Ballmer went away quietly that time. Maybe Bennett was always going to move the Sonics to Oklahoma City. Ballmer doesn't seem to dwell in regret, however. The disappointment lingers, sure. But he knows why he didn't get involved earlier, and is comfortable with the decision.

It's how he's wired. A math whiz at Harvard, where he lived down the hall from Microsoft co-founder Bill Gates, Ballmer seems to process the world as a problem set.

He made a seven-point plan to deal with retirement. He keeps a copy of a 14-point plan that his friend Stanton gave him on his tablet, which is of course, a Microsoft Surface. He begins, as if he were presenting a PowerPoint:

• "Get an office. Your wife doesn't want you at home.

• "Your kids will outgrow you. Don't count on them to be your amusement.

• "Golf gets boring.

• "Find out who really wants to talk to you, versus who just wants to talk to you because you used to have a job.

• "You aren't going to save the world, but it doesn't hurt to try a little bit.

• "It's easier to invest in an existing not-for-profit than start a new one because most of them are small businesses that fail.

• "Most sports teams are poorly run small businesses."

Ballmer gets a kick out of that last one and lets loose a laugh that seems to bounce off the glass window behind him.

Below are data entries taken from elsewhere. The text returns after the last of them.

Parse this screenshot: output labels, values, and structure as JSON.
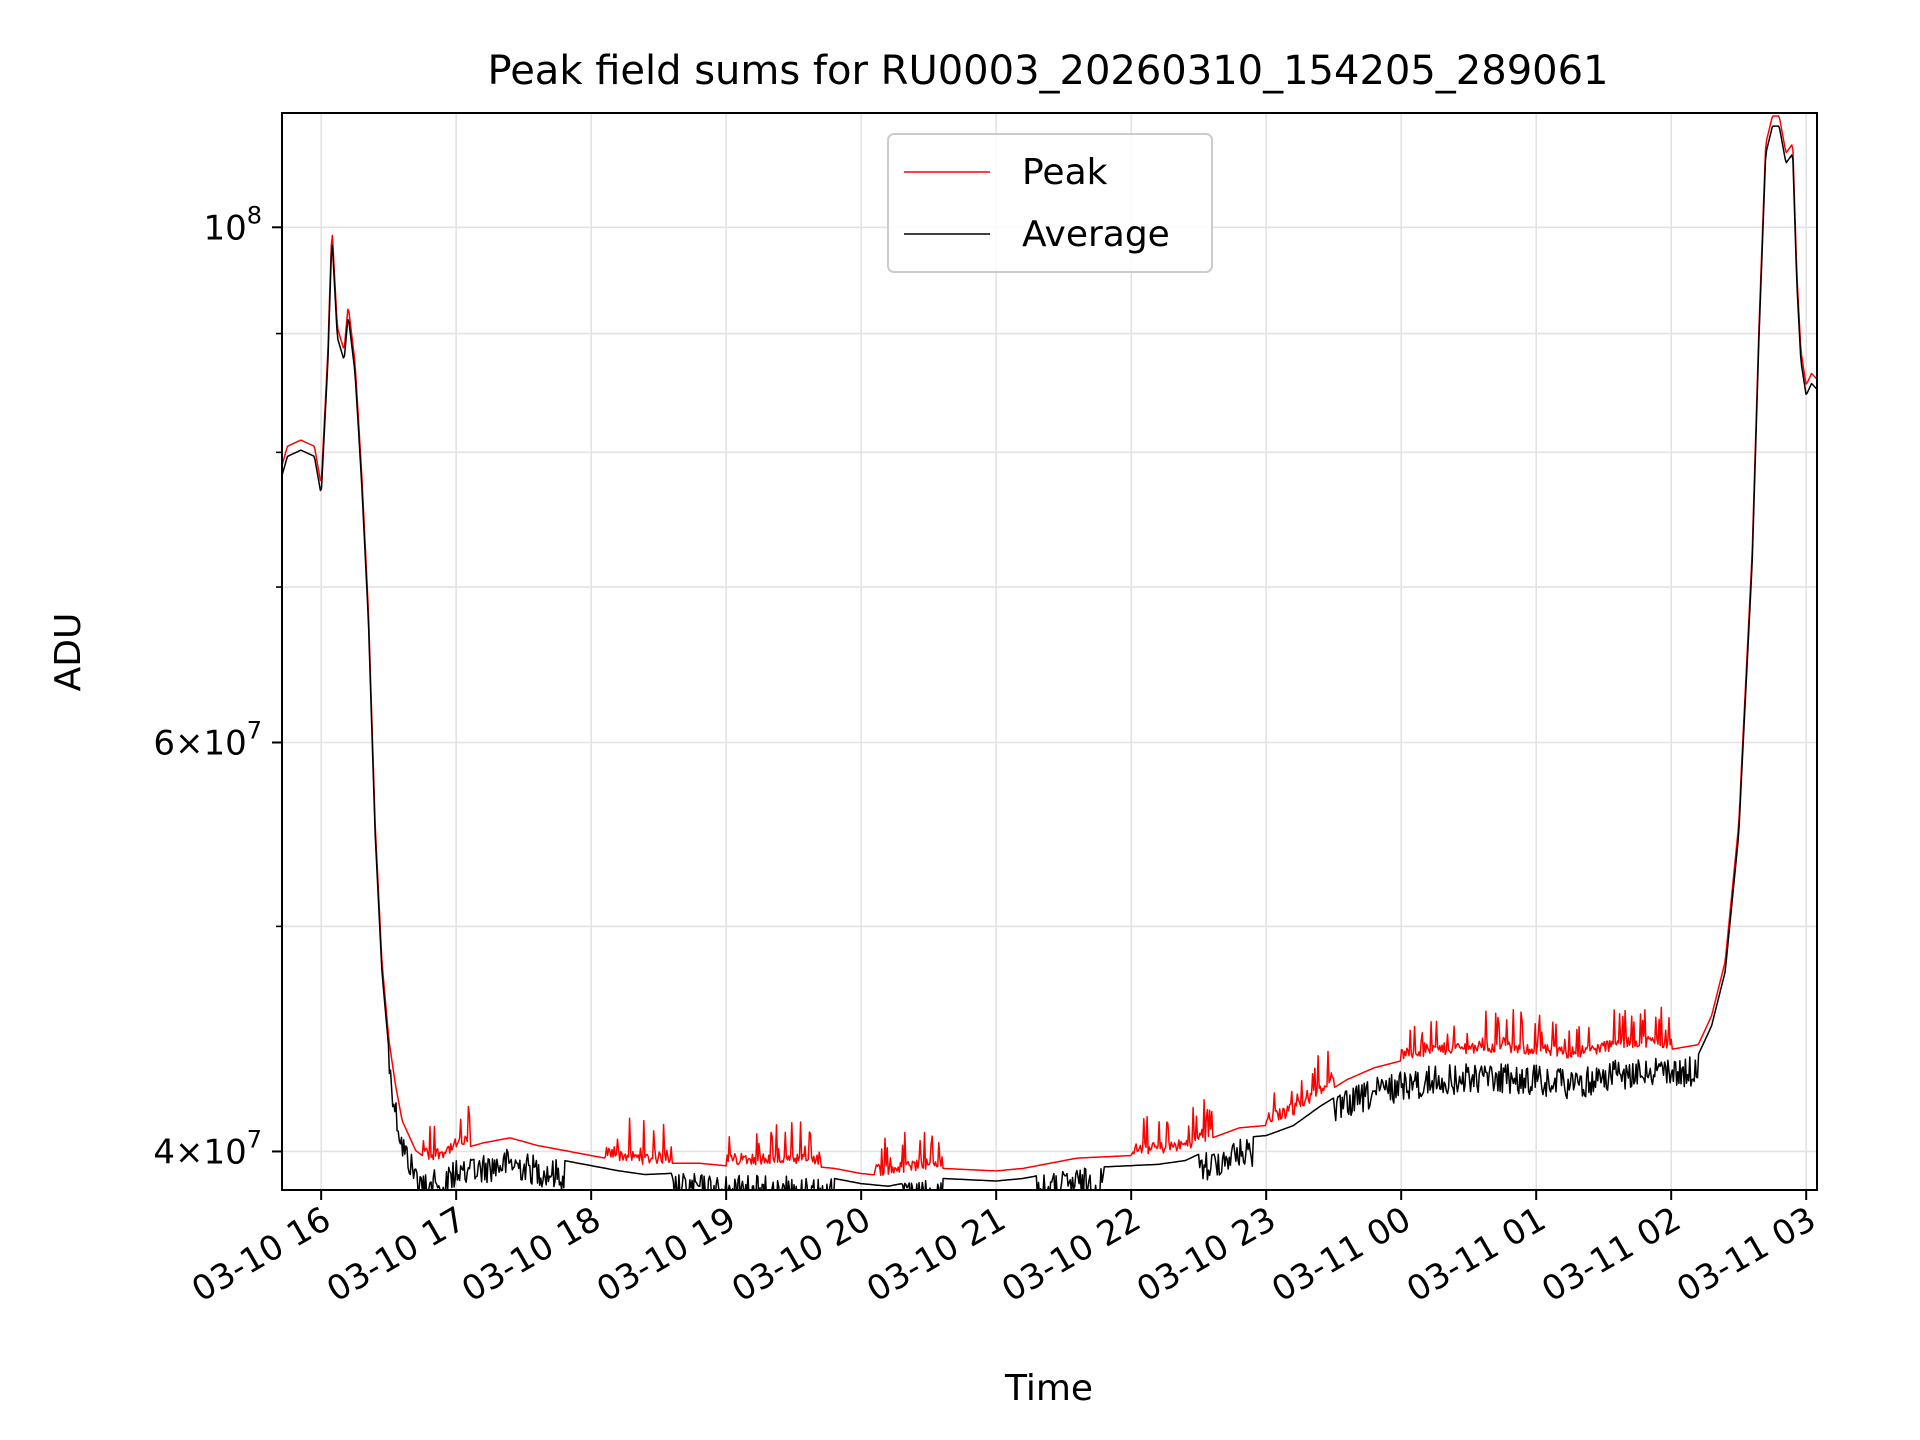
{
  "chart_data": {
    "type": "line",
    "title": "Peak field sums for RU0003_20260310_154205_289061",
    "xlabel": "Time",
    "ylabel": "ADU",
    "yscale": "log",
    "ylim": [
      38500000,
      112000000
    ],
    "xlim_hours": [
      15.71,
      27.08
    ],
    "grid": true,
    "legend_position": "top-center",
    "x_ticks": [
      {
        "hour": 16,
        "label": "03-10 16"
      },
      {
        "hour": 17,
        "label": "03-10 17"
      },
      {
        "hour": 18,
        "label": "03-10 18"
      },
      {
        "hour": 19,
        "label": "03-10 19"
      },
      {
        "hour": 20,
        "label": "03-10 20"
      },
      {
        "hour": 21,
        "label": "03-10 21"
      },
      {
        "hour": 22,
        "label": "03-10 22"
      },
      {
        "hour": 23,
        "label": "03-10 23"
      },
      {
        "hour": 24,
        "label": "03-11 00"
      },
      {
        "hour": 25,
        "label": "03-11 01"
      },
      {
        "hour": 26,
        "label": "03-11 02"
      },
      {
        "hour": 27,
        "label": "03-11 03"
      }
    ],
    "y_major_ticks": [
      {
        "value": 40000000,
        "base": "4×10",
        "exp": "7"
      },
      {
        "value": 60000000,
        "base": "6×10",
        "exp": "7"
      },
      {
        "value": 100000000,
        "base": "10",
        "exp": "8"
      }
    ],
    "y_minor_ticks": [
      50000000,
      70000000,
      80000000,
      90000000
    ],
    "series": [
      {
        "name": "Peak",
        "color": "#ff0000",
        "offset_frac": 0.006,
        "points": [
          [
            15.71,
            78500000
          ],
          [
            15.75,
            80000000
          ],
          [
            15.85,
            80500000
          ],
          [
            15.95,
            80000000
          ],
          [
            16.0,
            77000000
          ],
          [
            16.05,
            88000000
          ],
          [
            16.08,
            99500000
          ],
          [
            16.12,
            90000000
          ],
          [
            16.17,
            88000000
          ],
          [
            16.2,
            92000000
          ],
          [
            16.25,
            87000000
          ],
          [
            16.3,
            78000000
          ],
          [
            16.35,
            68000000
          ],
          [
            16.4,
            55000000
          ],
          [
            16.45,
            48000000
          ],
          [
            16.5,
            44500000
          ],
          [
            16.55,
            42500000
          ],
          [
            16.6,
            41000000
          ],
          [
            16.7,
            39800000
          ],
          [
            16.8,
            39400000
          ],
          [
            16.9,
            39500000
          ],
          [
            17.0,
            39800000
          ],
          [
            17.2,
            40100000
          ],
          [
            17.4,
            40300000
          ],
          [
            17.6,
            40000000
          ],
          [
            17.8,
            39800000
          ],
          [
            18.0,
            39600000
          ],
          [
            18.2,
            39400000
          ],
          [
            18.4,
            39250000
          ],
          [
            18.6,
            39300000
          ],
          [
            18.8,
            39300000
          ],
          [
            19.0,
            39200000
          ],
          [
            19.2,
            39250000
          ],
          [
            19.4,
            39200000
          ],
          [
            19.6,
            39200000
          ],
          [
            19.8,
            39100000
          ],
          [
            20.0,
            38900000
          ],
          [
            20.2,
            38800000
          ],
          [
            20.4,
            39000000
          ],
          [
            20.6,
            39100000
          ],
          [
            20.8,
            39050000
          ],
          [
            21.0,
            39000000
          ],
          [
            21.2,
            39100000
          ],
          [
            21.4,
            39300000
          ],
          [
            21.6,
            39500000
          ],
          [
            21.8,
            39550000
          ],
          [
            22.0,
            39600000
          ],
          [
            22.2,
            39650000
          ],
          [
            22.4,
            39800000
          ],
          [
            22.6,
            40300000
          ],
          [
            22.8,
            40700000
          ],
          [
            23.0,
            40800000
          ],
          [
            23.2,
            41200000
          ],
          [
            23.4,
            42000000
          ],
          [
            23.6,
            42700000
          ],
          [
            23.8,
            43200000
          ],
          [
            24.0,
            43500000
          ],
          [
            24.2,
            43700000
          ],
          [
            24.4,
            43800000
          ],
          [
            24.6,
            43850000
          ],
          [
            24.8,
            43800000
          ],
          [
            25.0,
            43750000
          ],
          [
            25.2,
            43600000
          ],
          [
            25.4,
            43700000
          ],
          [
            25.6,
            44000000
          ],
          [
            25.8,
            44100000
          ],
          [
            26.0,
            44000000
          ],
          [
            26.2,
            44200000
          ],
          [
            26.3,
            45500000
          ],
          [
            26.4,
            48000000
          ],
          [
            26.5,
            55000000
          ],
          [
            26.6,
            72000000
          ],
          [
            26.65,
            90000000
          ],
          [
            26.7,
            108000000
          ],
          [
            26.75,
            111000000
          ],
          [
            26.8,
            111000000
          ],
          [
            26.85,
            107000000
          ],
          [
            26.9,
            108000000
          ],
          [
            26.93,
            95000000
          ],
          [
            26.96,
            88000000
          ],
          [
            27.0,
            85000000
          ],
          [
            27.04,
            86000000
          ],
          [
            27.08,
            85500000
          ]
        ]
      },
      {
        "name": "Average",
        "color": "#000000",
        "offset_frac": -0.004,
        "points": [
          [
            15.71,
            78500000
          ],
          [
            15.75,
            80000000
          ],
          [
            15.85,
            80500000
          ],
          [
            15.95,
            80000000
          ],
          [
            16.0,
            77000000
          ],
          [
            16.05,
            88000000
          ],
          [
            16.08,
            99500000
          ],
          [
            16.12,
            90000000
          ],
          [
            16.17,
            88000000
          ],
          [
            16.2,
            92000000
          ],
          [
            16.25,
            87000000
          ],
          [
            16.3,
            78000000
          ],
          [
            16.35,
            68000000
          ],
          [
            16.4,
            55000000
          ],
          [
            16.45,
            48000000
          ],
          [
            16.5,
            44500000
          ],
          [
            16.55,
            42500000
          ],
          [
            16.6,
            41000000
          ],
          [
            16.7,
            39800000
          ],
          [
            16.8,
            39400000
          ],
          [
            16.9,
            39500000
          ],
          [
            17.0,
            39800000
          ],
          [
            17.2,
            40100000
          ],
          [
            17.4,
            40300000
          ],
          [
            17.6,
            40000000
          ],
          [
            17.8,
            39800000
          ],
          [
            18.0,
            39600000
          ],
          [
            18.2,
            39400000
          ],
          [
            18.4,
            39250000
          ],
          [
            18.6,
            39300000
          ],
          [
            18.8,
            39300000
          ],
          [
            19.0,
            39200000
          ],
          [
            19.2,
            39250000
          ],
          [
            19.4,
            39200000
          ],
          [
            19.6,
            39200000
          ],
          [
            19.8,
            39100000
          ],
          [
            20.0,
            38900000
          ],
          [
            20.2,
            38800000
          ],
          [
            20.4,
            39000000
          ],
          [
            20.6,
            39100000
          ],
          [
            20.8,
            39050000
          ],
          [
            21.0,
            39000000
          ],
          [
            21.2,
            39100000
          ],
          [
            21.4,
            39300000
          ],
          [
            21.6,
            39500000
          ],
          [
            21.8,
            39550000
          ],
          [
            22.0,
            39600000
          ],
          [
            22.2,
            39650000
          ],
          [
            22.4,
            39800000
          ],
          [
            22.6,
            40300000
          ],
          [
            22.8,
            40700000
          ],
          [
            23.0,
            40800000
          ],
          [
            23.2,
            41200000
          ],
          [
            23.4,
            42000000
          ],
          [
            23.6,
            42700000
          ],
          [
            23.8,
            43200000
          ],
          [
            24.0,
            43500000
          ],
          [
            24.2,
            43700000
          ],
          [
            24.4,
            43800000
          ],
          [
            24.6,
            43850000
          ],
          [
            24.8,
            43800000
          ],
          [
            25.0,
            43750000
          ],
          [
            25.2,
            43600000
          ],
          [
            25.4,
            43700000
          ],
          [
            25.6,
            44000000
          ],
          [
            25.8,
            44100000
          ],
          [
            26.0,
            44000000
          ],
          [
            26.2,
            44200000
          ],
          [
            26.3,
            45500000
          ],
          [
            26.4,
            48000000
          ],
          [
            26.5,
            55000000
          ],
          [
            26.6,
            72000000
          ],
          [
            26.65,
            90000000
          ],
          [
            26.7,
            108000000
          ],
          [
            26.75,
            111000000
          ],
          [
            26.8,
            111000000
          ],
          [
            26.85,
            107000000
          ],
          [
            26.9,
            108000000
          ],
          [
            26.93,
            95000000
          ],
          [
            26.96,
            88000000
          ],
          [
            27.0,
            85000000
          ],
          [
            27.04,
            86000000
          ],
          [
            27.08,
            85500000
          ]
        ]
      }
    ],
    "noise": {
      "peak_spike_ranges": [
        [
          16.75,
          17.1
        ],
        [
          18.1,
          18.6
        ],
        [
          19.0,
          19.7
        ],
        [
          20.1,
          20.6
        ],
        [
          22.0,
          22.6
        ],
        [
          23.0,
          23.5
        ],
        [
          24.0,
          25.3
        ],
        [
          25.3,
          26.0
        ]
      ],
      "avg_dip_ranges": [
        [
          16.5,
          17.8
        ],
        [
          18.6,
          19.8
        ],
        [
          20.3,
          20.6
        ],
        [
          21.3,
          21.8
        ],
        [
          22.5,
          22.9
        ],
        [
          23.5,
          26.2
        ]
      ]
    }
  }
}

He explains that Stanton owns a few minor league baseball teams. But it's a funny statement to read aloud after dropping $2 billion of his estimated $20 billion fortune on a sports team.

He has no intention of operating them as a small business. He plans to bring in a team of executives to run the business operations. He's entrusting Rivers to run basketball operations. The team's television rights are up in two years, so he'll soon immerse himself in those negotiations.

For now, though, he's just trying to enjoy himself. He may have had a seven-point plan to chart the course of his retirement, but the truth is he really needed something like this to throw himself into.

There was a time when Ballmer wouldn't have dealt with excitement he felt before the fan rally in the same way. He was shy as a child. He'd grow quiet when he got nervous, trying to hide from the stage instead of run onto it. But he had to get over that in college. He managed Harvard's football team and the only way to do his job was to stand in front of the team and yell. So now that's how he does everything. Whenever he gets fired up, whenever he gets nervous, he lets it rip.

How in the world did he ever give serious thought to playing this one safe?

"Yeah, there's a reinvention," Ballmer said. "I don't know the first thing about owning a basketball team. I was joking with some of the players, 'You all know more about what an owner should do than I do because I've neither worked for an owner nor been an owner.'

"My job as an owner is not to run everything. My job is to help give people permission to be more excellent than this organization has ever been."

The moment Ballmer was introduced to Clippers fans was expected to be a tale of muting Sterling's sad history.

But that's not how Steve Ballmer played his NBA entrance. He had the volume cranked all the way up, which is another way -- a louder way -- to announce these Clippers are different.